Vistas de enjundia...y una ermita de fondo

 La fortaleza de Asen en sí era poco más que una iglesia y una torre de defensa sin mucho encanto. Otra cosa eran las vistas que se podían disfrutar desde allí. Una auténtica delicia.

 La vuelta, a pesar de ser cuesta abajo, se nos hizo un poco cuesta arriba debido al intenso calor que asolaba Europa por aquel entonces. Pero gracias a nuestra resistencia intrínseca conseguimos llegar de una pieza a los arrabales de Asenovgrad. Ya más resguardados del astro Rey, callejeamos hasta la estación y tomamos el siguiente tren.
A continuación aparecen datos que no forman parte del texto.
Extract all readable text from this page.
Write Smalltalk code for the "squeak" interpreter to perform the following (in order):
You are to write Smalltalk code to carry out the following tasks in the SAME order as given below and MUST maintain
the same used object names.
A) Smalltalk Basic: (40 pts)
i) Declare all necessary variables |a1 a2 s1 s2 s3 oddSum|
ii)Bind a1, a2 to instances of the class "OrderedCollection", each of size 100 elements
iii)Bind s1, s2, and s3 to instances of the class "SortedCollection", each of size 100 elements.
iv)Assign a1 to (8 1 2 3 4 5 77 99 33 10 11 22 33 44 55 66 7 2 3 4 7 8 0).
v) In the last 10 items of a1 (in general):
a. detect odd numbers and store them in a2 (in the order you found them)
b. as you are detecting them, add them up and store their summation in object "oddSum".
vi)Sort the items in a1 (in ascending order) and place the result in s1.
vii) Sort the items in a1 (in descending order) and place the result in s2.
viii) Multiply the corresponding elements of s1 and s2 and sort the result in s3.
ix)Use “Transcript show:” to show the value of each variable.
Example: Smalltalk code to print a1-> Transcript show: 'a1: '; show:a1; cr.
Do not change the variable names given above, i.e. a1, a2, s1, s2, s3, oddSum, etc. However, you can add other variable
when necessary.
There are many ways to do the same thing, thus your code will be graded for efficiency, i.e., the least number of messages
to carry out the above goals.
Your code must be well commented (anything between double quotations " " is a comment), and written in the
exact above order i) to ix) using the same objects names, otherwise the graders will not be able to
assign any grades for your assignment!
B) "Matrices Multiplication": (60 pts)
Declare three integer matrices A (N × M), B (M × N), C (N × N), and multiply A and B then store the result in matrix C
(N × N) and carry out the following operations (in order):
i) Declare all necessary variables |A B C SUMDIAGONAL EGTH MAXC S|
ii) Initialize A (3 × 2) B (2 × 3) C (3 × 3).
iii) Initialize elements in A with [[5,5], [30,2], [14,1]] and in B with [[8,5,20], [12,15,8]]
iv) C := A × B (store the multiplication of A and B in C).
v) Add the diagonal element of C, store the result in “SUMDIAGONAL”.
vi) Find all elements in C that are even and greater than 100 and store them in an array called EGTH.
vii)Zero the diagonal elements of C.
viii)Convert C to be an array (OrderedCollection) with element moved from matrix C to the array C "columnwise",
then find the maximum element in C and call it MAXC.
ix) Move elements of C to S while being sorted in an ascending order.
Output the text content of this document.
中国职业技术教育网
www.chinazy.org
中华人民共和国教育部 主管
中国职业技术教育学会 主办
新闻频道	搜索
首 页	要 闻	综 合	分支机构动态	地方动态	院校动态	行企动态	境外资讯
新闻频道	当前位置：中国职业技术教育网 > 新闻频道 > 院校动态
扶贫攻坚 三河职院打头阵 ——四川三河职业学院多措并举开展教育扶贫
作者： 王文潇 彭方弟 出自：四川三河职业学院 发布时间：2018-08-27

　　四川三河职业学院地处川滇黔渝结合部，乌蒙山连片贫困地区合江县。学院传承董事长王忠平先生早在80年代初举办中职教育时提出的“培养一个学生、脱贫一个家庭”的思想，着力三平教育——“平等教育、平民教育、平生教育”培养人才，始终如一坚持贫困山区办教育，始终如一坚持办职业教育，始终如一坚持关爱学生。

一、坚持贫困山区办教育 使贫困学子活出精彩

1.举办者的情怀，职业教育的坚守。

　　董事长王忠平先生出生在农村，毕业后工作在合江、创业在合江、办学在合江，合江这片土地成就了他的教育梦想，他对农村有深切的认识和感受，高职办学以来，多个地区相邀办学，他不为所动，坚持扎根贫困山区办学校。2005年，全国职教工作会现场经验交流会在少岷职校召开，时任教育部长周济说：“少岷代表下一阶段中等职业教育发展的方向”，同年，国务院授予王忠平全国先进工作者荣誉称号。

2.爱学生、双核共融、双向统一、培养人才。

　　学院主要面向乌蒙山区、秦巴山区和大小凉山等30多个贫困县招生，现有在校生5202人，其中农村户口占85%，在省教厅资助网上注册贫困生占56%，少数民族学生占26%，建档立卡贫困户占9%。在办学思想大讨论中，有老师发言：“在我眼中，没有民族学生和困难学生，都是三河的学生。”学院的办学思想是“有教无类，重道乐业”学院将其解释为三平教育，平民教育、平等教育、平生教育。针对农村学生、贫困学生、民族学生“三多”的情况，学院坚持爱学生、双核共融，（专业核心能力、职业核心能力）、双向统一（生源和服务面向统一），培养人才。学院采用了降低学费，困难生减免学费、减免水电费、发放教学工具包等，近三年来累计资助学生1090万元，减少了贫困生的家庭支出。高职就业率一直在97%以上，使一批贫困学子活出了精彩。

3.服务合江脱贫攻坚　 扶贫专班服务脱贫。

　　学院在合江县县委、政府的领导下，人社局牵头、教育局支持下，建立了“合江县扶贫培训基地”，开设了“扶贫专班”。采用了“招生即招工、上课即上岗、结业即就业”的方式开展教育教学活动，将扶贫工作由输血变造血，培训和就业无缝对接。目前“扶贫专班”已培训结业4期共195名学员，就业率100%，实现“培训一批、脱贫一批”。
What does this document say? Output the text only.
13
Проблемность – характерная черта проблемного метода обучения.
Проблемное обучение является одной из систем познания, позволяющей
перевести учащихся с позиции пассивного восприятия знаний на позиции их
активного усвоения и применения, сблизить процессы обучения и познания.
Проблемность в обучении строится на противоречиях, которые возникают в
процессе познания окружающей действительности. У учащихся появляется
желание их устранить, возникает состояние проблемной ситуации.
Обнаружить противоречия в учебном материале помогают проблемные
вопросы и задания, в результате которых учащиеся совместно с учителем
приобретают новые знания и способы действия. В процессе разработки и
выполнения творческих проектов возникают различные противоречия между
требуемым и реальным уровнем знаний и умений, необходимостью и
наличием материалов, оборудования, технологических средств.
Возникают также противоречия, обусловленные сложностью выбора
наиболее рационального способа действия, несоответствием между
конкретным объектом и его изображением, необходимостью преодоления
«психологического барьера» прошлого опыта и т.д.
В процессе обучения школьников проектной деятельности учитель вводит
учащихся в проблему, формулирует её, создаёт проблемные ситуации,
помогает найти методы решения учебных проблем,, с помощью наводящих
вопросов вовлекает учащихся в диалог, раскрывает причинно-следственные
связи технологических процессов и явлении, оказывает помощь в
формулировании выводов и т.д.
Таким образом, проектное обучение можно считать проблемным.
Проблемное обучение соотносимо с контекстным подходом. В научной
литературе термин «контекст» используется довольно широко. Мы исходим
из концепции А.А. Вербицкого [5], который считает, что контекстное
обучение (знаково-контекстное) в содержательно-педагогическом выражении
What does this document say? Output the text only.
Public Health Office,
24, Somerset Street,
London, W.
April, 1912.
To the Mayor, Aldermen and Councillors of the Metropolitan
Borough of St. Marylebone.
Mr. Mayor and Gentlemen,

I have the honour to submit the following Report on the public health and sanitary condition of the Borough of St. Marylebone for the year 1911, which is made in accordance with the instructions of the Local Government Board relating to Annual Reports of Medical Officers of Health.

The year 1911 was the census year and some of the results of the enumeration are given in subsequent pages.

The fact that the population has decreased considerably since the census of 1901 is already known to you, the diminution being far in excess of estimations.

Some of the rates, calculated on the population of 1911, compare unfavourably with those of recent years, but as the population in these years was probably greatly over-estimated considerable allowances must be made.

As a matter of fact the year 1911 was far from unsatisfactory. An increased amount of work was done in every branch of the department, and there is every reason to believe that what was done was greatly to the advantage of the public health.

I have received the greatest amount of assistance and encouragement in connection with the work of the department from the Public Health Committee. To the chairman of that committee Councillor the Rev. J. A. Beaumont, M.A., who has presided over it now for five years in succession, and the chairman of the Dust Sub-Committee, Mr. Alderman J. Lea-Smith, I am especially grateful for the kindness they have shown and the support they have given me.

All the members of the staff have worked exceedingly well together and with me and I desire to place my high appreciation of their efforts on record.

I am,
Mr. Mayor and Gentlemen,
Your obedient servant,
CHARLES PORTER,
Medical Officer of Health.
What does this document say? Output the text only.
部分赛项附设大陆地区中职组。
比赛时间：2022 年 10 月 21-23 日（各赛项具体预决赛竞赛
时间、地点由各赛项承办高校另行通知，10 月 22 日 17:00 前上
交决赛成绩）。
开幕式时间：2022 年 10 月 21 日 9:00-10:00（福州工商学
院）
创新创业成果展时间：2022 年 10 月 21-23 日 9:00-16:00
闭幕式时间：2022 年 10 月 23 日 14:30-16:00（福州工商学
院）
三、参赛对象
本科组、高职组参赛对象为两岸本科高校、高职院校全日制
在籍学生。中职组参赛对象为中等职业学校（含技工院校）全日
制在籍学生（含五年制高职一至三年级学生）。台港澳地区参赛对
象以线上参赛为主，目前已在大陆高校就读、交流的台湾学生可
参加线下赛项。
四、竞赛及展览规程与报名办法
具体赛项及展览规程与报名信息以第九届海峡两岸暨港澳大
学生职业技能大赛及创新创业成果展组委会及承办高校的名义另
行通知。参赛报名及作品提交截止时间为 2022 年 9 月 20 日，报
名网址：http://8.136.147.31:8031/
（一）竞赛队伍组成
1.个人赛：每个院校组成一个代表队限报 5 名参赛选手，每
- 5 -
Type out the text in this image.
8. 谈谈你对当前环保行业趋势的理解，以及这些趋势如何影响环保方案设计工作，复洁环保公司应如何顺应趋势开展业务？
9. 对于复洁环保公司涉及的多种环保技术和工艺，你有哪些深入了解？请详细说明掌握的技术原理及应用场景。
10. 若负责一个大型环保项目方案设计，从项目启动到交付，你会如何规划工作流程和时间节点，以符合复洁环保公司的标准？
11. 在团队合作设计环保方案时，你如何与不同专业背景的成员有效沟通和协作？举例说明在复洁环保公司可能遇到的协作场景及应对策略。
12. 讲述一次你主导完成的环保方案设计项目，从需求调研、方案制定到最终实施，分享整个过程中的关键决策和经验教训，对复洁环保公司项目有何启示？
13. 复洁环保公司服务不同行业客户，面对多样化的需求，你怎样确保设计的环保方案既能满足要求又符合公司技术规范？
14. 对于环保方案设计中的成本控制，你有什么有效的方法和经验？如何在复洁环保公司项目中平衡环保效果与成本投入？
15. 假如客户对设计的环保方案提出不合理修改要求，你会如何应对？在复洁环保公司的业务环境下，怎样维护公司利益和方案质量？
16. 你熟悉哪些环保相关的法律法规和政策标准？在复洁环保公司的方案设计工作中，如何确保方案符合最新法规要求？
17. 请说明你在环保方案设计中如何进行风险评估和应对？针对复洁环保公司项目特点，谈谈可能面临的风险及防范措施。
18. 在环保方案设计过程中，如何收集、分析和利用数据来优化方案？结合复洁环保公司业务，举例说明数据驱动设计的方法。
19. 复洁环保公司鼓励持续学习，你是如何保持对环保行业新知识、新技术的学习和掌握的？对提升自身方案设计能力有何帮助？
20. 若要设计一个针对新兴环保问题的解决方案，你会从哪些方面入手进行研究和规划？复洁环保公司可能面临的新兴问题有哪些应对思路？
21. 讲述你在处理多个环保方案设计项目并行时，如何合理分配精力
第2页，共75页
Como llegar directamente a Plovdiv hubiera sido demasiado sencillo, esta vez el tren nos dejó en un pueblo donde tuvimos que coger un autobús que, esta vez sí, nos dejó "en casa".  Y como siempre ha habido clases, la que mis compañeros eligieron para pernoctar esa noche, poco tenía que ver con la mía. Se trataba de una mansión histórica reconvertida en albergue. El más bonito y genuino que he visto nunca (y he visto muchos). Pensar en que podía haber estado en esa auténtica maravilla hacía que se me bajara el alma a los pies cuando ponía el pie en mi más que humilde establecimiento hostelero. Hay vida más allá del albergue más barato de la búsqueda.

Free Plovdid Tour

 Esa tarde tocaba "free tour", al que se sumaron mis amigos catalanes. No serían los únicos compatriotas, ya que en el grupo brillaban con luz propia un joven cordobés y un donostiarra acompañado de su pareja taiwanesa, que sorprendía por su 1.80 de estatura. En tan grata compañía, disfruté aun más si cabe de las exhaustivas explicaciones de la guía. Una ciudad con un pasado tan denso, que ha dejado tantas huellas palpables, es una delicia para cualquier persona mínimamente interesada en la historia y la arquitectura. Como curiosidad, entre los muchos datos que se nos aportaron, destaca el hecho de que, según la guía (y no tengo por qué desconfiar de ella), Plovdiv es la ciudad europea que durante más tiempo ha estado habitada ininterrumpidamente. También me llamó la atención que, cual si una Roma búlgara se tratase, la ciudad cuenta con siete colinas. Nuestro tour acababa en la cima de una de ellas, lugar privilegiado para presenciar una espectacular vista sobre Plovdiv.

Plovdiv a nuestros pies

 La cultura alimenta el alma, pero no el estómago. Para ello contábamos con "Happy Grill", una franquicia de restauración autóctona, que cuenta con unos locales de vistosa decoración. Parece ser que son muy exitosos, ya que incluso tuvimos que hacer cola para que nos atendieran. La espera mereció la pena, no sólo por la espléndida atmósfera del garito, sino por la buena comida que se nos sirvió. Sin olvidar a las camareras que...esto...nos sirvieron con una gran eficacia. Sí, eso es...muy eficaces...

Delicias búlgaras

 Por si no le faltaran encantos a la ciudad, también cuenta con una zona de bares de aire algo bohemio, engalanadas con unas bonitas luces tipo navideño. Nos dimos un voltio por allí, pero no vimos muy apropiado unirnos a la fiesta acompañados de dos adolescentes (seguramente ellos pensarían lo mismo de dos carrozas como nosotros), por lo que nos retiramos a descansar. Ellos, al varias veces elegido mejor albergue de Bulgaria y yo, a mis literas de triple piso. Pero tampoco me voy a quejar tanto, que por lo menos se dormía bien. Además, el talento natural y la improvisación que habíamos desplegado durante el día no había salido nada mal. Todo lo contrario a lo que me iba a suceder en la jornada venidera.